39      Hierzu ergibt sich aus der Vorlageentscheidung, dass die vorliegende Rechtssache ein Kind im Alter von einem Jahr und vier Monaten betrifft, das seit mehr als einem Jahr von seinem Vater getrennt ist. Da sich das Kind in einem für seine Entwicklung bedeutsamen Alter befindet, könnte der Fortbestand der gegenwärtigen Situation, die überdies dadurch gekennzeichnet ist, dass der Aufenthaltsort des Vaters weit von dem des Kindes entfernt ist, dessen künftige Beziehung zu seinem Vater ernstlich schädigen.

40      Unter diesen Umständen hat die Erste Kammer des Gerichtshofs auf Vorschlag des Berichterstatters und nach Anhörung des Generalanwalts am 28. Oktober 2010 entschieden, dem Antrag des vorlegenden Gerichts, das Vorabentscheidungsersuchen dem Eilverfahren zu unterwerfen, stattzugeben.

 Zu den Vorlagefragen

 Zur ersten Frage

41      Mit seiner ersten Frage möchte das vorlegende Gericht wissen, wie der Begriff „gewöhnlicher Aufenthalt“ für die Zwecke der Art. 8 und 10 der Verordnung auszulegen ist, um zu klären, welches Gericht für die Entscheidung über Fragen des Sorgerechts insbesondere dann zuständig ist, wenn es sich – wie im Ausgangsverfahren – um den Fall eines Säuglings handelt, der von seiner Mutter rechtmäßig in einen anderen Mitgliedstaat als den seines gewöhnlichen Aufenthalts verbracht wird und sich dort zum Zeitpunkt der Anrufung des Gerichts des Ausgangsstaats erst seit wenigen Tagen aufhält.

42      Hierzu ist zunächst festzustellen, dass nach Art. 8 Abs. 1 der Verordnung die Zuständigkeit des Gerichts eines Mitgliedstaats für Entscheidungen, die die elterliche Verantwortung für ein Kind betreffen, das sich rechtmäßig in einen anderen Staat begibt, auf der Grundlage des Kriteriums des gewöhnlichen Aufenthalts dieses Kindes zum Zeitpunkt der Antragstellung, d. h. der Anrufung des betreffenden Gerichts, zu ermitteln ist.

43      Nach Art. 16 der Verordnung gilt ein Gericht nur dann als angerufen, wenn bei ihm ein verfahrenseinleitendes Schriftstück oder ein gleichwertiges Schriftstück eingereicht wurde.
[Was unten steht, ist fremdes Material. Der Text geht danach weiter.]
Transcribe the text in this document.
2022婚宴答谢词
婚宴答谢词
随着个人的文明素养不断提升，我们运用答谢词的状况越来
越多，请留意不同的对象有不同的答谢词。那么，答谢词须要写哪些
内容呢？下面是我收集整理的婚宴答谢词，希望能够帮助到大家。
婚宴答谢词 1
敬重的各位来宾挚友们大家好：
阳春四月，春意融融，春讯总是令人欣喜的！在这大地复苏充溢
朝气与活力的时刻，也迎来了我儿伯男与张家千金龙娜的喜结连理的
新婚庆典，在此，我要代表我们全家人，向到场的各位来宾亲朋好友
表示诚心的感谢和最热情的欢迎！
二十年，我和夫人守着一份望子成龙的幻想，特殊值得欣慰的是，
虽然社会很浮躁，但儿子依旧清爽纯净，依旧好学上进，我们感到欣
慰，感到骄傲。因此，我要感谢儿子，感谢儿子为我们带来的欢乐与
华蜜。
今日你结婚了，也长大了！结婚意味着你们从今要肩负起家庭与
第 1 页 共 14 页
Nach den Feststellungen in Randnr. 24 des vorliegenden Urteils erfolgte die Anrufung des betreffenden Gerichts in der Person von Richter Holman, dem Duty High Court Judge, durch Herrn Chaffe am 9. Oktober 2009 lediglich telefonisch. Somit gilt der High Court of Justice (England & Wales) – vorbehaltlich, wie in Randnr. 26 des vorliegenden Urteils ausgeführt, der Prüfung durch das vorlegende Gericht, dass der Antragsteller es in der Folge nicht versäumt hat, die ihm obliegenden Maßnahmen zu treffen, um die Zustellung des Schriftstücks an die Antragsgegnerin zu bewirken – erst am 12. Oktober 2009 als angerufen. Zu diesem Zeitpunkt befand sich Chloé, die am 8. Oktober 2009 auf der Insel La Réunion eintraf, seit vier Tagen in diesem französischen Departement.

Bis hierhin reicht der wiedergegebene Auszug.